We develop new platforms and tools to recreate and harness the complexity of the nervous system and neural circuitry in a dish.
Developing an open source imaging-driven multifunctional bioplotter (IDMB) for next generation in vitro modelling
A stem-cell derived bioengineered platform to recreate the human cerebral cortex in vitro
Cell culture experiments offer unique advantages when trying to study biological mechanisms, which mainly come down to the ability to manipulate both the key cell players and their environment within an experimental set-up, in ways that in vivo experiments would not otherwise allow. This increased control arises from the fact that cell culture systems are inherently less complex than their in vivo counterparts. This reduction of complexity is both an advantage and a crucial limitation of these platforms, and in recent years we have witnessed a plethora of new technologies and tools introduced to increase complexity of cell culture experiments.
Amongst these: stem cell differentiation and reprogramming to obtain the right "key players", live imaging techniques to monitor their dynamic behaviour and interactions, and even bioengineering techniques to control their environment in both 2D and 3D. Thanks to these we can now start to perform more complex experiments that better recapitulate the biological processes we want to study, but we are still limited by our technical capacity to:
- reliably construct complex arrangements of cell with determined architecture,
- directly control and observe the interactions between different cell types and extracellular matrix (ECM), both across space (i.e. their relative position) and time (i.e. how their behavior changes across different time-points during the experiment)
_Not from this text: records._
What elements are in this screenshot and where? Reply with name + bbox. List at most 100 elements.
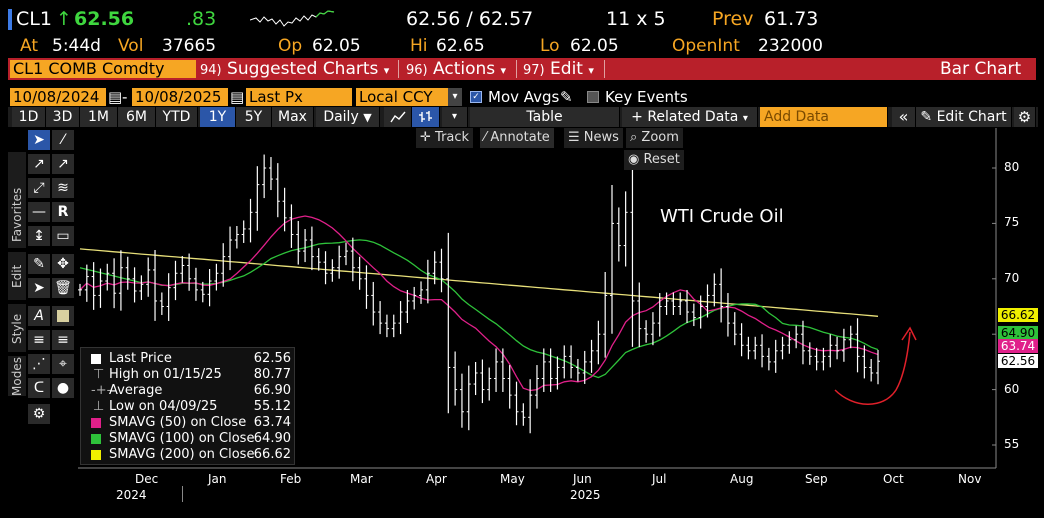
year-label-2024: 2024 (116, 488, 147, 502)
rectangle-icon[interactable]: ▭ (52, 226, 74, 246)
actions-menu[interactable]: 96) Actions ▾ (406, 58, 506, 80)
suggested-charts-label: Suggested Charts (227, 59, 379, 79)
channel-icon[interactable]: ⤢ (28, 178, 50, 198)
period-6m[interactable]: 6M (118, 107, 156, 127)
legend-value: 55.12 (253, 399, 291, 414)
price-bar (610, 185, 614, 334)
pointer-tool-icon[interactable]: ➤ (28, 130, 50, 150)
parallel-lines-icon[interactable]: ≋ (52, 178, 74, 198)
price-bar (528, 379, 533, 434)
period-3d[interactable]: 3D (46, 107, 80, 127)
price-bar (514, 381, 519, 426)
dashed-line-icon[interactable]: ⋰ (28, 354, 50, 374)
price-bar (303, 229, 308, 263)
reset-button[interactable]: ◉ Reset (624, 150, 684, 170)
annotation-arrow-curve[interactable] (834, 331, 911, 405)
move-icon[interactable]: ✥ (52, 254, 74, 274)
tab-style[interactable]: Style (8, 304, 26, 352)
horizontal-line-icon[interactable]: — (28, 202, 50, 222)
ticker[interactable]: CL1 (16, 8, 52, 30)
fibonacci-icon[interactable]: ↨ (28, 226, 50, 246)
cursor-plus-icon[interactable]: ➤ (28, 278, 50, 298)
chart-style-dropdown-icon[interactable]: ▾ (442, 107, 468, 127)
period-max[interactable]: Max (272, 107, 314, 127)
crosshair-icon[interactable]: ⌖ (52, 354, 74, 374)
period-1d[interactable]: 1D (12, 107, 46, 127)
price-bar (323, 251, 328, 285)
trash-icon[interactable]: 🗑 (52, 278, 74, 298)
period-5y[interactable]: 5Y (236, 107, 272, 127)
magnet-icon[interactable]: ᑕ (28, 378, 50, 398)
price-bar (262, 154, 267, 199)
line-chart-icon[interactable] (384, 107, 412, 127)
table-button[interactable]: Table (470, 107, 620, 127)
collapse-icon[interactable]: « (892, 107, 916, 127)
legend-value: 66.90 (253, 383, 291, 398)
text-tool-icon[interactable]: R (52, 202, 74, 222)
sma200-price-tag: 66.62 (998, 308, 1038, 322)
track-button[interactable]: ✛ Track (416, 128, 474, 148)
tab-edit[interactable]: Edit (8, 252, 26, 300)
mov-avgs-checkbox[interactable]: ✓ (470, 91, 482, 103)
period-1m[interactable]: 1M (80, 107, 118, 127)
tab-favorites[interactable]: Favorites (8, 152, 26, 248)
suggested-charts-menu[interactable]: 94) Suggested Charts ▾ (200, 58, 389, 80)
trendline-icon[interactable]: ↗ (28, 154, 50, 174)
ray-icon[interactable]: ↗ (52, 154, 74, 174)
start-date-input[interactable]: 10/08/2024 (10, 88, 106, 106)
y-tick-label: 75 (1004, 215, 1020, 230)
price-bar (371, 281, 376, 326)
start-calendar-icon[interactable]: ▤ (108, 88, 123, 106)
zoom-button[interactable]: ⌕ Zoom (626, 128, 683, 148)
price-bar (787, 331, 792, 354)
period-1y[interactable]: 1Y (200, 107, 236, 127)
legend-label: Last Price (109, 351, 172, 366)
tab-modes[interactable]: Modes (8, 356, 26, 396)
legend-label: SMAVG (100) on Close (109, 431, 255, 446)
chart-annotation-text[interactable]: WTI Crude Oil (660, 206, 784, 227)
line-weight-icon[interactable]: ≡ (28, 330, 50, 350)
font-style-icon[interactable]: A (28, 306, 50, 326)
currency-select[interactable]: Local CCY (356, 88, 448, 106)
last-price-tag: 62.56 (998, 354, 1038, 368)
price-bar (691, 303, 696, 327)
price-bar (487, 367, 492, 401)
price-bar (432, 251, 437, 285)
frequency-select[interactable]: Daily ▼ (316, 107, 380, 127)
period-ytd[interactable]: YTD (156, 107, 198, 127)
annotate-button[interactable]: ⁄ Annotate (480, 128, 554, 148)
edit-chart-button[interactable]: ✎ Edit Chart (916, 107, 1012, 127)
pencil-icon[interactable]: ✎ (560, 88, 573, 106)
settings-gear-icon[interactable]: ⚙ (28, 404, 50, 424)
high-marker-icon: ⊤ (93, 367, 105, 382)
field-select[interactable]: Last Px (246, 88, 352, 106)
color-palette-icon[interactable]: ● (52, 378, 74, 398)
chart-legend[interactable]: Last Price 62.56 ⊤ High on 01/15/25 80.7… (80, 347, 295, 465)
price-bar (705, 284, 710, 318)
price-bar (391, 314, 396, 338)
line-style-icon[interactable]: ≡ (52, 330, 74, 350)
key-events-label[interactable]: Key Events (605, 88, 688, 106)
related-data-menu[interactable]: + Related Data ▾ (622, 107, 758, 127)
bar-chart-icon[interactable] (412, 107, 440, 127)
draw-line-tool-icon[interactable]: ⁄ (52, 130, 74, 150)
price-bar (855, 318, 860, 373)
fill-color-icon[interactable] (52, 306, 74, 326)
annotate-icon: ⁄ (484, 130, 487, 145)
security-input[interactable]: CL1 COMB Comdty (10, 60, 196, 78)
open-label: Op (278, 36, 303, 56)
pencil-tool-icon[interactable]: ✎ (28, 254, 50, 274)
y-tick-label: 70 (1004, 270, 1020, 285)
price-chart[interactable] (78, 128, 998, 500)
add-data-input[interactable]: Add Data (760, 107, 888, 127)
end-calendar-icon[interactable]: ▤ (230, 88, 245, 106)
news-button[interactable]: ☰ News (564, 128, 623, 148)
mov-avgs-label[interactable]: Mov Avgs (488, 88, 560, 106)
currency-dropdown-icon[interactable]: ▾ (448, 88, 462, 106)
price-bar (241, 220, 246, 243)
gear-icon[interactable]: ⚙ (1014, 107, 1036, 127)
key-events-checkbox[interactable] (587, 91, 599, 103)
edit-menu[interactable]: 97) Edit ▾ (523, 58, 594, 80)
price-bar (596, 320, 601, 365)
end-date-input[interactable]: 10/08/2025 (132, 88, 228, 106)
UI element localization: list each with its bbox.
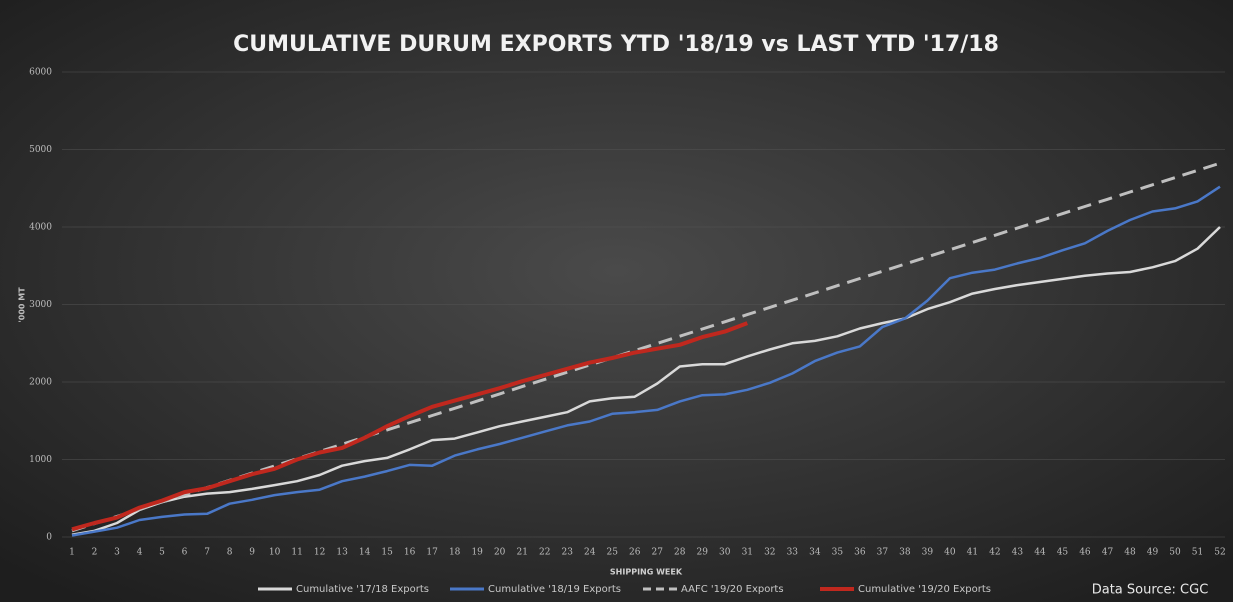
x-tick-label: 6 bbox=[182, 548, 188, 558]
x-tick-label: 16 bbox=[404, 548, 416, 558]
x-tick-label: 43 bbox=[1012, 548, 1024, 558]
legend-label: Cumulative '18/19 Exports bbox=[488, 584, 621, 595]
x-tick-label: 19 bbox=[471, 548, 483, 558]
source-note: Data Source: CGC bbox=[1092, 583, 1209, 598]
x-tick-label: 39 bbox=[922, 548, 934, 558]
x-tick-label: 1 bbox=[69, 548, 75, 558]
x-tick-label: 34 bbox=[809, 548, 821, 558]
y-tick-label: 6000 bbox=[29, 68, 52, 78]
x-tick-label: 27 bbox=[652, 548, 664, 558]
x-tick-label: 20 bbox=[494, 548, 506, 558]
x-tick-label: 35 bbox=[832, 548, 844, 558]
series-line bbox=[71, 185, 1221, 537]
x-tick-label: 29 bbox=[697, 548, 709, 558]
series-line bbox=[71, 321, 749, 532]
x-tick-label: 41 bbox=[967, 548, 978, 558]
x-tick-label: 40 bbox=[944, 548, 956, 558]
legend-label: Cumulative '17/18 Exports bbox=[296, 584, 429, 595]
x-tick-label: 18 bbox=[449, 548, 461, 558]
x-tick-label: 8 bbox=[227, 548, 233, 558]
x-tick-label: 32 bbox=[764, 548, 775, 558]
x-tick-label: 33 bbox=[787, 548, 799, 558]
x-tick-label: 11 bbox=[291, 548, 302, 558]
y-tick-label: 3000 bbox=[29, 300, 52, 310]
x-tick-label: 5 bbox=[159, 548, 165, 558]
x-tick-label: 17 bbox=[426, 548, 438, 558]
x-tick-label: 49 bbox=[1147, 548, 1159, 558]
x-tick-label: 4 bbox=[137, 548, 143, 558]
x-tick-label: 52 bbox=[1214, 548, 1225, 558]
legend-label: Cumulative '19/20 Exports bbox=[858, 584, 991, 595]
y-tick-label: 5000 bbox=[29, 145, 52, 155]
x-tick-label: 23 bbox=[561, 548, 573, 558]
y-tick-label: 1000 bbox=[29, 455, 52, 465]
x-axis-label: SHIPPING WEEK bbox=[610, 568, 683, 577]
y-tick-label: 2000 bbox=[29, 378, 52, 388]
x-tick-label: 14 bbox=[359, 548, 371, 558]
x-tick-label: 42 bbox=[989, 548, 1000, 558]
x-tick-label: 25 bbox=[607, 548, 619, 558]
x-tick-label: 51 bbox=[1192, 548, 1203, 558]
x-tick-label: 48 bbox=[1124, 548, 1136, 558]
x-tick-label: 28 bbox=[674, 548, 686, 558]
x-tick-label: 26 bbox=[629, 548, 641, 558]
x-tick-label: 22 bbox=[539, 548, 550, 558]
series-line bbox=[71, 226, 1221, 536]
x-tick-label: 47 bbox=[1102, 548, 1114, 558]
chart-title: CUMULATIVE DURUM EXPORTS YTD '18/19 vs L… bbox=[233, 32, 999, 57]
y-tick-label: 4000 bbox=[29, 223, 52, 233]
x-tick-label: 50 bbox=[1169, 548, 1181, 558]
x-tick-label: 31 bbox=[742, 548, 753, 558]
x-tick-label: 3 bbox=[114, 548, 120, 558]
x-tick-label: 9 bbox=[249, 548, 255, 558]
x-tick-label: 13 bbox=[336, 548, 348, 558]
x-tick-label: 24 bbox=[584, 548, 596, 558]
x-tick-label: 12 bbox=[314, 548, 325, 558]
x-tick-label: 21 bbox=[516, 548, 527, 558]
legend-label: AAFC '19/20 Exports bbox=[681, 584, 784, 595]
x-tick-label: 2 bbox=[92, 548, 98, 558]
x-tick-label: 44 bbox=[1034, 548, 1046, 558]
x-tick-label: 7 bbox=[204, 548, 210, 558]
x-tick-label: 10 bbox=[269, 548, 281, 558]
x-tick-label: 38 bbox=[899, 548, 911, 558]
x-tick-label: 45 bbox=[1057, 548, 1069, 558]
x-tick-label: 30 bbox=[719, 548, 731, 558]
x-tick-label: 37 bbox=[877, 548, 889, 558]
x-tick-label: 36 bbox=[854, 548, 866, 558]
x-tick-label: 15 bbox=[381, 548, 393, 558]
x-tick-label: 46 bbox=[1079, 548, 1091, 558]
y-tick-label: 0 bbox=[46, 533, 52, 543]
y-axis-label: '000 MT bbox=[18, 287, 27, 323]
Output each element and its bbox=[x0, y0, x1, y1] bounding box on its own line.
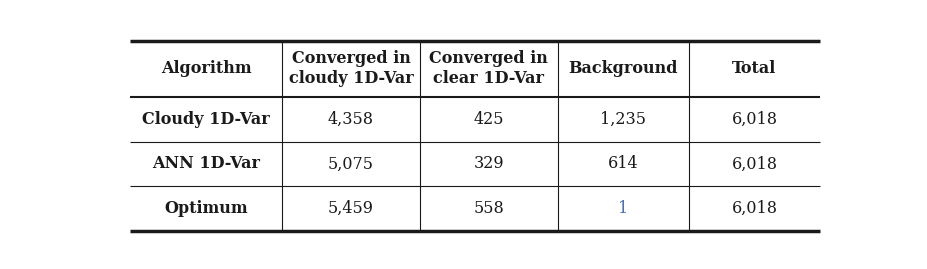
Text: 1,235: 1,235 bbox=[601, 111, 646, 128]
Text: 5,459: 5,459 bbox=[328, 200, 374, 217]
Text: 6,018: 6,018 bbox=[731, 111, 778, 128]
Text: 1: 1 bbox=[618, 200, 629, 217]
Text: 614: 614 bbox=[608, 155, 639, 172]
Text: 5,075: 5,075 bbox=[328, 155, 374, 172]
Text: 329: 329 bbox=[474, 155, 504, 172]
Text: 4,358: 4,358 bbox=[328, 111, 374, 128]
Text: 558: 558 bbox=[474, 200, 504, 217]
Text: Algorithm: Algorithm bbox=[160, 60, 251, 77]
Text: 6,018: 6,018 bbox=[731, 200, 778, 217]
Text: Converged in
clear 1D-Var: Converged in clear 1D-Var bbox=[429, 50, 548, 87]
Text: Background: Background bbox=[568, 60, 679, 77]
Text: Cloudy 1D-Var: Cloudy 1D-Var bbox=[142, 111, 270, 128]
Text: Optimum: Optimum bbox=[164, 200, 248, 217]
Text: ANN 1D-Var: ANN 1D-Var bbox=[152, 155, 260, 172]
Text: Converged in
cloudy 1D-Var: Converged in cloudy 1D-Var bbox=[288, 50, 413, 87]
Text: Total: Total bbox=[732, 60, 777, 77]
Text: 6,018: 6,018 bbox=[731, 155, 778, 172]
Text: 425: 425 bbox=[474, 111, 504, 128]
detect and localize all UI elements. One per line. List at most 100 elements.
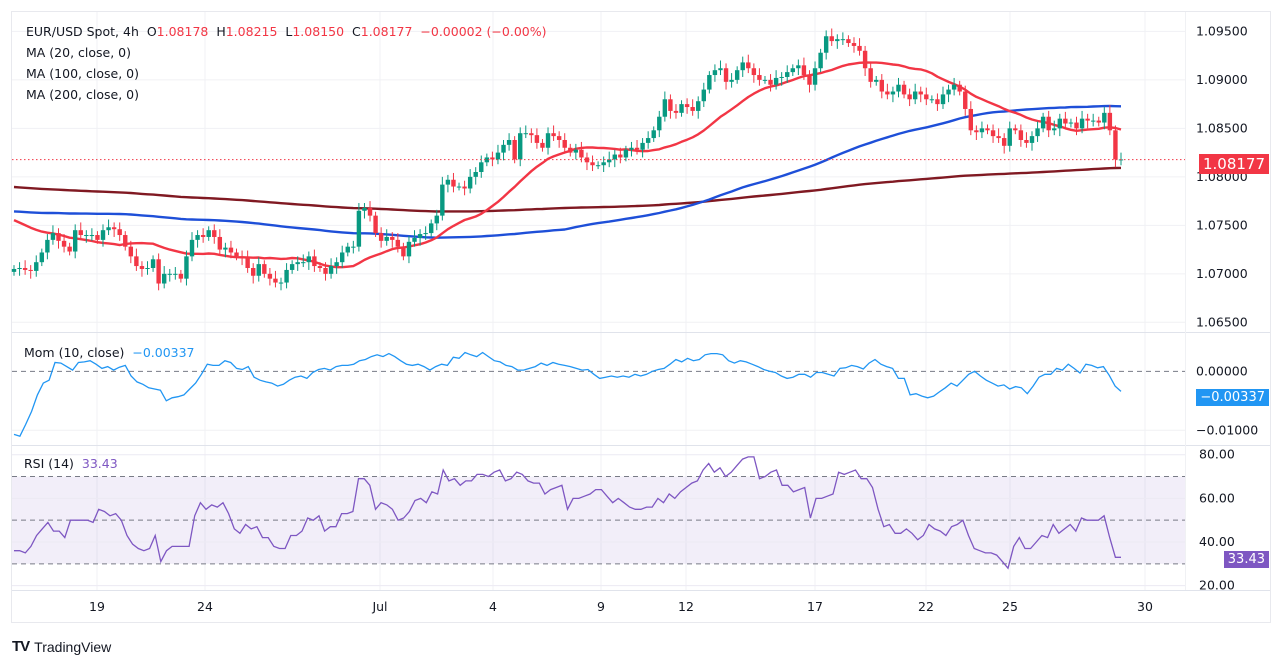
brand-name[interactable]: TradingView [34, 638, 112, 655]
candle-body [568, 147, 573, 153]
candle-body [1096, 120, 1101, 123]
candle-body [134, 256, 139, 267]
candle-body [623, 149, 629, 158]
high-prefix: H [216, 24, 226, 39]
candle-body [1029, 136, 1035, 143]
change-value: −0.00002 (−0.00%) [420, 24, 547, 39]
candle-body [651, 130, 656, 139]
candle-body [173, 273, 178, 275]
candle-body [189, 239, 195, 257]
candle-body [212, 230, 217, 237]
candle-body [50, 233, 56, 240]
candle-body [28, 269, 33, 271]
candle-body [773, 77, 779, 85]
candle-body [340, 252, 345, 263]
low-prefix: L [285, 24, 293, 39]
candle-body [551, 133, 556, 137]
tradingview-logo-icon[interactable]: TV [12, 638, 30, 655]
price-tick-label: 1.07000 [1196, 266, 1248, 281]
candle-body [1079, 118, 1085, 129]
momentum-tick-label: 0.00000 [1196, 363, 1248, 378]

- effectively manipulate these complex cultures, which inversely scales with complexity itself
- efficiently separate relevant subpopulation of the complex cultures for analysis without losing information on their position and interactions.
To overcome these limitations and study dynamic biological complex systems like neural circuits, developmental niches, tumour microenvironments, or bacterial biofilms we need new platforms that allow us to first construct complex architectures of live cells and ECM, then influence their behaviour & composition in a dynamic way, and finally separate them into relevant subpopulation for analysis. And, as biological systems are dynamic in nature, we need to achieve all of this, while monitoring the behaviour and changes in the composition of the culture.
These capabilities currently do not exist within a single integrated platform, but the technologies necessary are available in the form of i) live imaging platforms, ii) cell-positioning tools, iii) bioplotters or 3D bioprinter and iv) microfluidic-based cell sorters. Particularly, the current technological gap is represented by the fact that while commercial 3D bioprinters and bioplotters can construct complex cultures, they do not allow to acquire live microscopy data, and cannot function as dynamic manipulation tools as they construct cultures without direct feedback. And while live imaging systems that can observe their dynamic behaviour are available, no single platform allows to directly construct or manipulate bioprinted live cell constructs while at the same time acquiring live data on the cell behaviour.
The aim of this project is to capitalise on these different technologies and integrate them within one single prototype platform, that we have named Imaging-Driven Multifunctional Bioplotter (IDMB). This system will be an open-source platform, adaptable to any biology lab and will integrate the functionality of live imaging systems and cell bioplotters/manipulation systems to offer the possibility of plotting live cells and ECM in complex arrangements, as well as manipulate and analyse these complex cultures, in a dynamic way, guided directly by the imaging data. During this project we will construct and optimise a fully functional prototype of the IDMB system and obtain key proof-of-principle data of its application to in vitro modelling.